Looking at exercism-website-copy/mentoring.md at csharp-mentoring-palindromeproduct · michalporeba/exercism-website-copy · GitHub, I think you have two core approaches:
- Generate all pairs and filter out palindromes
- Find the smallest and largest palindrome and then its factors
Approach number three is not much more than a variant of the second approach. You could solve this in two ways:
- Create three approaches, where approach 2 and 3 have the same core approach but use a different path to get there. This means they’ll like have some duplicated content, but that’s perfectly fine.
- Create two approaches and for the second approach choose one option as the idiomatic one (I’d argue this is the LINQ one). With the approach then you could start with the
forloop and then refactor to the
LINQversion if you wanted to still show the
forloop (this option has my preference)
Then there is the calculation of the palindrome, which I think is perfect for an article. You could choose one of the three options to be used in the approaches and link to the document for more information. You’ll want to use the most idiomatic/simplest solution in the approaches, unless it really harms performance too much.
edit: in my mind, determining the palindrome is not core to the exercise, but finding the palindrome products is
Does this help @michalporeba ?
We are going on a side topic here, so for a moment let’s forget about earlier questions I’ve asked (I’ll come back to them in subsequent comment).
Would checking if a number is a palindrome be an interesting exercise in its own right? We have a task to check if a string is, and while similar checking if the number is a palindrome has some interesting considerations if we are not using string reversal techniques.
If we had an exercise like that we could have approaches for that problem alone.
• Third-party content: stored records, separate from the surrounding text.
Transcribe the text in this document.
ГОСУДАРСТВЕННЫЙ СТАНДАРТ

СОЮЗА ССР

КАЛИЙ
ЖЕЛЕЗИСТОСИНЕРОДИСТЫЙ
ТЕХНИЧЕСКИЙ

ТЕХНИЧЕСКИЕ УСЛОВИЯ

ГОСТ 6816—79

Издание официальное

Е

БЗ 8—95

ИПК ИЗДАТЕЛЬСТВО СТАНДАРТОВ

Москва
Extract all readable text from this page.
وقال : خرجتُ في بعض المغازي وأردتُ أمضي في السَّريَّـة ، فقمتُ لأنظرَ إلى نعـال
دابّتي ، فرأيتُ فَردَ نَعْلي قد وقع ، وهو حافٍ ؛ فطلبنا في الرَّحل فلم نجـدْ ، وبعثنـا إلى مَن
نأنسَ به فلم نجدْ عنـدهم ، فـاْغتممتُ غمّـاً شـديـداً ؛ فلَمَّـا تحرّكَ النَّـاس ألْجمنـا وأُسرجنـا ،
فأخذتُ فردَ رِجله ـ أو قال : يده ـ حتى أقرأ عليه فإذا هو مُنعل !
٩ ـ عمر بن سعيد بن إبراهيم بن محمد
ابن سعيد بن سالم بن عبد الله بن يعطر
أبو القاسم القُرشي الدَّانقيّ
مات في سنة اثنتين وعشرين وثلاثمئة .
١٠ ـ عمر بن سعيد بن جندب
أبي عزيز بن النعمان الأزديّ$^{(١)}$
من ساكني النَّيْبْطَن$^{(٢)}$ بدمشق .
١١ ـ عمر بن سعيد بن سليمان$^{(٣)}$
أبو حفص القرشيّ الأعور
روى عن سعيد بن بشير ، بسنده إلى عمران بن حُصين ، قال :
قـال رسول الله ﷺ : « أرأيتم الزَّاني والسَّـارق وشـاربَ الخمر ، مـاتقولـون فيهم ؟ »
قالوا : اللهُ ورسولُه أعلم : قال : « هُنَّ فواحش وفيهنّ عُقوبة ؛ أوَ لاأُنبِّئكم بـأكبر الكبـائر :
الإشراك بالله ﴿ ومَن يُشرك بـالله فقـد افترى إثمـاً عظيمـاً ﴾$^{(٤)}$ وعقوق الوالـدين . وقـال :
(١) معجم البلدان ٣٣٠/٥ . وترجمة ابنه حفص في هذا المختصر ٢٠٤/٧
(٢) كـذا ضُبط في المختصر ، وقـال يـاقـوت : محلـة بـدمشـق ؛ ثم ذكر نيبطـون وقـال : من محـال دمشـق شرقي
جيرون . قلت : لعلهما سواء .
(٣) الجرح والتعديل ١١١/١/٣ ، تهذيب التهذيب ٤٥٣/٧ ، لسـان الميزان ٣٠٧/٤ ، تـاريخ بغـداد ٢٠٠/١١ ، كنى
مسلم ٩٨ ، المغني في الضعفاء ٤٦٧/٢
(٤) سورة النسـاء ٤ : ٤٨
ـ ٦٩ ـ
If that was the case the palindrome products problem become the problem of finding the right palindrome and its products which has its own approaches, but the
IsPalindrome function can be presented in a single version, as it is not part of the problem.
Thanks @MatthijsBlom, indeed I have missed it!
That’s exactly why I wanted to stay focused on the approach to approaches rather than more possible approaches to the problem itself. Two, I thought, was enough to make the point.
The example is very helpful! Thanks, again.